4) AI is revolutionizing prosthetic arm control (Discover Magazine)
In myoelectric-powered prosthetic limbs, electrodes are placed on the skin to read the muscle contractions causing the limbs to move accordingly. It can take some time to get used to moving the limb, figuring out the right way to contract muscles to make the arm work as intended. Neuroscientists do not know how to accurately decode the brain’s signals sent through nerves to control muscles. And that makes it hard to interpret nerve signals accurately. What’s needed is a way to measure and decode nerve signals so that they can be used to control prosthetic arm, hand and finger movement intuitively. Diu Khue Luu and Anh Tuan Nguyen from the University of Minnesota with colleagues have found a way to do this using an AI decoder that learns the user’s intention based on the nerve signals it senses in the arm.

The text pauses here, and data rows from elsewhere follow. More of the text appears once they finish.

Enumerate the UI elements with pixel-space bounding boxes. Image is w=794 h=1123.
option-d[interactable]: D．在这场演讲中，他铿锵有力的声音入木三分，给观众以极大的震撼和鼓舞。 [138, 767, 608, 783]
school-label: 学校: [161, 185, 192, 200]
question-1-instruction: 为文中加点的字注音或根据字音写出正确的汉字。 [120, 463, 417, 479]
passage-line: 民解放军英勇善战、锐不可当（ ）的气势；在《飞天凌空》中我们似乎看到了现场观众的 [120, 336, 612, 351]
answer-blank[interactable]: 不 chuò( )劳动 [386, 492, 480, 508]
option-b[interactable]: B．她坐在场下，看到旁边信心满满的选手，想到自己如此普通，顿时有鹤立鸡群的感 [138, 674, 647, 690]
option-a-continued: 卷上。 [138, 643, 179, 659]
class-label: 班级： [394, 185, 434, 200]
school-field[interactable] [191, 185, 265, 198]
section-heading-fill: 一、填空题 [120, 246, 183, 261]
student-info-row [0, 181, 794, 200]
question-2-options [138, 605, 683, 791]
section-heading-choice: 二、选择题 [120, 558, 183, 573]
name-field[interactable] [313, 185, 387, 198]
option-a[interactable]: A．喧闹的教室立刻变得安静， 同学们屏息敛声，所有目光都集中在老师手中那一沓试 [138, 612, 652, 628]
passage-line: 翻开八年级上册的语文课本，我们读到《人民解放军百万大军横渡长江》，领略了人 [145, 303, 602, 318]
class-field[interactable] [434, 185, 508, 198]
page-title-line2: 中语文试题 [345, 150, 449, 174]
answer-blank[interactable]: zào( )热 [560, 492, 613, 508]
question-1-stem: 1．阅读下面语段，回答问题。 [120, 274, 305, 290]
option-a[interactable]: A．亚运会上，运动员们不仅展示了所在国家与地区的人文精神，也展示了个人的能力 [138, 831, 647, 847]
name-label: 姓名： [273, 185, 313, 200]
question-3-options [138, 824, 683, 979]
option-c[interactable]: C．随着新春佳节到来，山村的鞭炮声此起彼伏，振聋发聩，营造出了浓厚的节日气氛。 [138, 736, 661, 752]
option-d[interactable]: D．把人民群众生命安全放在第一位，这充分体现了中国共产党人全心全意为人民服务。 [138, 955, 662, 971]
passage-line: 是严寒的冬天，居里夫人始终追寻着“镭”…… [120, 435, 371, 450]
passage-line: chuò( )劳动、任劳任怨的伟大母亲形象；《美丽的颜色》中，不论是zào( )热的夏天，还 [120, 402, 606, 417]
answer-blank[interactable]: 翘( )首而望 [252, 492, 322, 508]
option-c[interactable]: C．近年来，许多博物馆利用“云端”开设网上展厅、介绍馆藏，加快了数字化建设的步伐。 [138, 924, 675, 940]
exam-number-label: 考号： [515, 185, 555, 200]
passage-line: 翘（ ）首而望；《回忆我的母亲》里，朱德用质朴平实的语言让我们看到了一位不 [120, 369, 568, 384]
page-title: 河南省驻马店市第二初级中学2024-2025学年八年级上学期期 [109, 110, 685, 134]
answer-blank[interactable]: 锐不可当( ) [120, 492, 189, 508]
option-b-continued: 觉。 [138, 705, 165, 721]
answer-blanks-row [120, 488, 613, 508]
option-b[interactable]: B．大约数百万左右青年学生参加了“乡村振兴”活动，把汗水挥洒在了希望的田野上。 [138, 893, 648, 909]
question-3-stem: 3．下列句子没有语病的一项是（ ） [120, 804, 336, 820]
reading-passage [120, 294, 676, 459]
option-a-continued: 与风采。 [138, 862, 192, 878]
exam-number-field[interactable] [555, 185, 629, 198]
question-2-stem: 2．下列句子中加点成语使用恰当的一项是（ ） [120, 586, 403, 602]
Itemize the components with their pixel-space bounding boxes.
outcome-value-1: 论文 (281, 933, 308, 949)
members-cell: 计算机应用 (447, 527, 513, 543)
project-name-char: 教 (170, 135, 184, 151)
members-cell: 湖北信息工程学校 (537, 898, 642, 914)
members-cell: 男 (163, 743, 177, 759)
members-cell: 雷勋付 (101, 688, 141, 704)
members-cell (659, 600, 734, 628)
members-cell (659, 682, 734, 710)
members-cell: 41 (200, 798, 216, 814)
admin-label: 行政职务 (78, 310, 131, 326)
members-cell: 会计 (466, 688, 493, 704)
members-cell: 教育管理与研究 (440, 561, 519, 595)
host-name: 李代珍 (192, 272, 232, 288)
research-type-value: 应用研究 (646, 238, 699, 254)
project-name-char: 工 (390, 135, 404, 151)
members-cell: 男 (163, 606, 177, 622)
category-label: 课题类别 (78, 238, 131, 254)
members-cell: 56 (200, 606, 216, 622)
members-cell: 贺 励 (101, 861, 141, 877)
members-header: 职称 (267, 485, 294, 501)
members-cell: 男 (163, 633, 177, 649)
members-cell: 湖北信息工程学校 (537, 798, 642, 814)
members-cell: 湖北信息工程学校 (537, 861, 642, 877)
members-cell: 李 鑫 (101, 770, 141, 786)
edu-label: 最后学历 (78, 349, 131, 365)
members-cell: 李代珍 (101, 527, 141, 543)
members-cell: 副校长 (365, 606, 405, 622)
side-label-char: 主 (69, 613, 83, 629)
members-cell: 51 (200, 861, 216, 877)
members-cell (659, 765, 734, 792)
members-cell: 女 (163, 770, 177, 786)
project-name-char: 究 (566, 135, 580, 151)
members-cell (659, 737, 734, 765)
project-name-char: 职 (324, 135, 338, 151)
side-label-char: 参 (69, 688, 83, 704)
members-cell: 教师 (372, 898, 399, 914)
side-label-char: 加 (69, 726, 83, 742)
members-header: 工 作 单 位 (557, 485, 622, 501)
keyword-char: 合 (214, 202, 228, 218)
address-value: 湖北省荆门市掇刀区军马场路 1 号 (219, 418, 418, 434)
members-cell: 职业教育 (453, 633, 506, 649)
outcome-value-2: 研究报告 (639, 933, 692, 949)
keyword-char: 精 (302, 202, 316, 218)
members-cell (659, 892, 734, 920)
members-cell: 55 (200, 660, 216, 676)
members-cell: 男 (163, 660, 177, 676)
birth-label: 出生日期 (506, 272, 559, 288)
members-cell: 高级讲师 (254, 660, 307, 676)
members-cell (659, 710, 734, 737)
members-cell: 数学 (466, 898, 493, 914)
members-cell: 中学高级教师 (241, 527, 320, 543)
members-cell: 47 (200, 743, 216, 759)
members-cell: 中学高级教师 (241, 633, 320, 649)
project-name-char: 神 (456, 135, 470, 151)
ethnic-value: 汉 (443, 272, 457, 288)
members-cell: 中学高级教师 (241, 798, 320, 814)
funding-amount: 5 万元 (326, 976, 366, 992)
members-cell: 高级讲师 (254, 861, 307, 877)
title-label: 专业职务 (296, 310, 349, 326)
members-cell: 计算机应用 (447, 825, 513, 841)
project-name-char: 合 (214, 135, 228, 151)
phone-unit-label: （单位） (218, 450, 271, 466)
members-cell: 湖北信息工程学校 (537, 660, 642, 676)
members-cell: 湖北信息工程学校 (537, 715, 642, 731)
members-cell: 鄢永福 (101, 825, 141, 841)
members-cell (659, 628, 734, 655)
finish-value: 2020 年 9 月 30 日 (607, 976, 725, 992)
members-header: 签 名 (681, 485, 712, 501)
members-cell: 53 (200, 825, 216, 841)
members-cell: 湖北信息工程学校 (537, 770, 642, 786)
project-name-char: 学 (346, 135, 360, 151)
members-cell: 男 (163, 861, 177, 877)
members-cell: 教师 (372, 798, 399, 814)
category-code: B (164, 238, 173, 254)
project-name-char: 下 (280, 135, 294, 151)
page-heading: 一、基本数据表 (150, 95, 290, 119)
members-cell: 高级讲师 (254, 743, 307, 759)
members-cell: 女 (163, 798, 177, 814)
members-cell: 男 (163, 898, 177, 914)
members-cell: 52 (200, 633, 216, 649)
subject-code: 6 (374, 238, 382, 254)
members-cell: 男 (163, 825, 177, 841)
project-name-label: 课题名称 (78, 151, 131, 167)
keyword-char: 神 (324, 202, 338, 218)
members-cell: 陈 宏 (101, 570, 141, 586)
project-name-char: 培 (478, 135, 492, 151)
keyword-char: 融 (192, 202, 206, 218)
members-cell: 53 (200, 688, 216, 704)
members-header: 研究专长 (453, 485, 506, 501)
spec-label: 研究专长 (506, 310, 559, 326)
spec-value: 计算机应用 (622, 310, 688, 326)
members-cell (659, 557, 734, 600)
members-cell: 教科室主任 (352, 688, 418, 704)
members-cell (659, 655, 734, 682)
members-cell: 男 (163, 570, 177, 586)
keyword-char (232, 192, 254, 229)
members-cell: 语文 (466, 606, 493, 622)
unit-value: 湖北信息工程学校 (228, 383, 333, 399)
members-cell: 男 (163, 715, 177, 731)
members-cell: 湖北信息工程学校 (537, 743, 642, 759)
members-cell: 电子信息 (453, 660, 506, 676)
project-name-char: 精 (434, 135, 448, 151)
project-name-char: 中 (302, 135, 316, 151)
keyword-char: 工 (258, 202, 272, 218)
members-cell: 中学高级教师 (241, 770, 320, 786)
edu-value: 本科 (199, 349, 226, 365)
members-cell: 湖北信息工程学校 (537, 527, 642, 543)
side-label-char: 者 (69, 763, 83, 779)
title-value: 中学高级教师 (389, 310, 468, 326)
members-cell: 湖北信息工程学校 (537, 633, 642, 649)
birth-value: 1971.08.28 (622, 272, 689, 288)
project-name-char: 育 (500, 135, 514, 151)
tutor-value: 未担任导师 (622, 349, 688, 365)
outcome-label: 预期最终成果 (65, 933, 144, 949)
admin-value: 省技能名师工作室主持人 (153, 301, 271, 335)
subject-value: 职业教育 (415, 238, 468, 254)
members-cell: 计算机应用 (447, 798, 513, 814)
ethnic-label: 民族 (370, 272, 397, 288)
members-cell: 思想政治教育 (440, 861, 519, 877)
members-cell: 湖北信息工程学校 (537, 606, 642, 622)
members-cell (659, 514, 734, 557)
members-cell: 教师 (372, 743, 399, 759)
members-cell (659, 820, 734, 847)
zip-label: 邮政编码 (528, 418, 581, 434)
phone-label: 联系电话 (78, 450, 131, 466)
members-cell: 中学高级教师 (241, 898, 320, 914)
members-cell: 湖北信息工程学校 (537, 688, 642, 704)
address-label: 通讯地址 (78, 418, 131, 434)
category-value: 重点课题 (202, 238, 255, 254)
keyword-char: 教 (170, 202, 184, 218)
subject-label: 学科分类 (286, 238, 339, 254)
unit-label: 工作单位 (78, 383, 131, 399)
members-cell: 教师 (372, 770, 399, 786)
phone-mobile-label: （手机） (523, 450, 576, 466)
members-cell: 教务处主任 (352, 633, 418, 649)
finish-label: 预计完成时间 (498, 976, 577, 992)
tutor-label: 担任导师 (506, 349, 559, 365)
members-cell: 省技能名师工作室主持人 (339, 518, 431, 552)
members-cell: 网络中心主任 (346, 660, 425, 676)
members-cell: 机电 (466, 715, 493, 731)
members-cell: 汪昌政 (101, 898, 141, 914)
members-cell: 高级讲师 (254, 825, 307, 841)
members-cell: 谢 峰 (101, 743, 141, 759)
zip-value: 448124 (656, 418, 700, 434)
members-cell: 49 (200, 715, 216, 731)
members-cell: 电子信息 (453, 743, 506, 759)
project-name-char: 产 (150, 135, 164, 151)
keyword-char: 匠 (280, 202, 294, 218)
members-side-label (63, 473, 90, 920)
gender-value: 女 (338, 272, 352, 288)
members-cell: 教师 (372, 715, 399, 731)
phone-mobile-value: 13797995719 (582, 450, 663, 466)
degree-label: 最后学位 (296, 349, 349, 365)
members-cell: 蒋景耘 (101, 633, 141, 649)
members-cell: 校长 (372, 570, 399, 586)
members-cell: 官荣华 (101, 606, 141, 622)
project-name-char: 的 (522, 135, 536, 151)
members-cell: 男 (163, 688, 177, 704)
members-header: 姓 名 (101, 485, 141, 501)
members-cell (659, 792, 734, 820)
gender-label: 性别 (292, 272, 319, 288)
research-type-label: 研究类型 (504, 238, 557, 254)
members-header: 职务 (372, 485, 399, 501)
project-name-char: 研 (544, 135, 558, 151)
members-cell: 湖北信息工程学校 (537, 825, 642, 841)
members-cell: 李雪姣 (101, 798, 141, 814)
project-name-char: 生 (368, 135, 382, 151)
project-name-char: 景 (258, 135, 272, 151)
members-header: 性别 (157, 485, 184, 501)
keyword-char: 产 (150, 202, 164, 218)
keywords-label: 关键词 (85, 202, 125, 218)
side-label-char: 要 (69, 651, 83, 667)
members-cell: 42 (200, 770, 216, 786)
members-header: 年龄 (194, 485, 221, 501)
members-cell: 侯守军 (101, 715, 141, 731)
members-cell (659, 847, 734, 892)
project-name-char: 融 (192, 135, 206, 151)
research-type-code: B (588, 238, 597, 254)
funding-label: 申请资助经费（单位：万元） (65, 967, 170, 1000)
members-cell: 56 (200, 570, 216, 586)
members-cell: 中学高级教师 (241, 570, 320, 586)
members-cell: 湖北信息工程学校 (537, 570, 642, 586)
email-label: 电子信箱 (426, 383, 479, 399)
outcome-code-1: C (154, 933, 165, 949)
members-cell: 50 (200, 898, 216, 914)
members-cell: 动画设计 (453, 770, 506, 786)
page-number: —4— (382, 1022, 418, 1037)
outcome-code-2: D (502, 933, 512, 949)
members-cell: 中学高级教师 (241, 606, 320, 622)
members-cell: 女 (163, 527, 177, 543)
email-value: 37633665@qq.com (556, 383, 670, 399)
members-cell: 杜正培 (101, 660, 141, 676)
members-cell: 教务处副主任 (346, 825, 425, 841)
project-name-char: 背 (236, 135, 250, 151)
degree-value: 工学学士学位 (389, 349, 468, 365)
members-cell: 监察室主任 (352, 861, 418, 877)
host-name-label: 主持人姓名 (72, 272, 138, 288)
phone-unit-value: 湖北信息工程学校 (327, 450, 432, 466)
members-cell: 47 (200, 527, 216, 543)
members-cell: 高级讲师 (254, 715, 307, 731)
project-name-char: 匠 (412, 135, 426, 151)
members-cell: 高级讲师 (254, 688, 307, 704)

5) How Native Americans are trying to debug AI’s biases (New York Times – subscription may be required)
“More representative, accurate data is beneficial not only to the groups it represents, but also to AI systems at large.” Initiatives such as Intelligent Voices of Wisdom (IVOW), are using AI to preserve culture and counter biases with improved data and processes. The team at IVOW, along with a group of volunteer collaborators and advisers, are developing proofs of concept for cultural engines — smart data sets that can feed more inclusive AI tools, including chatbots and image recognition apps. This article is part of a New York Times series on AI’s potential to solve everyday problems.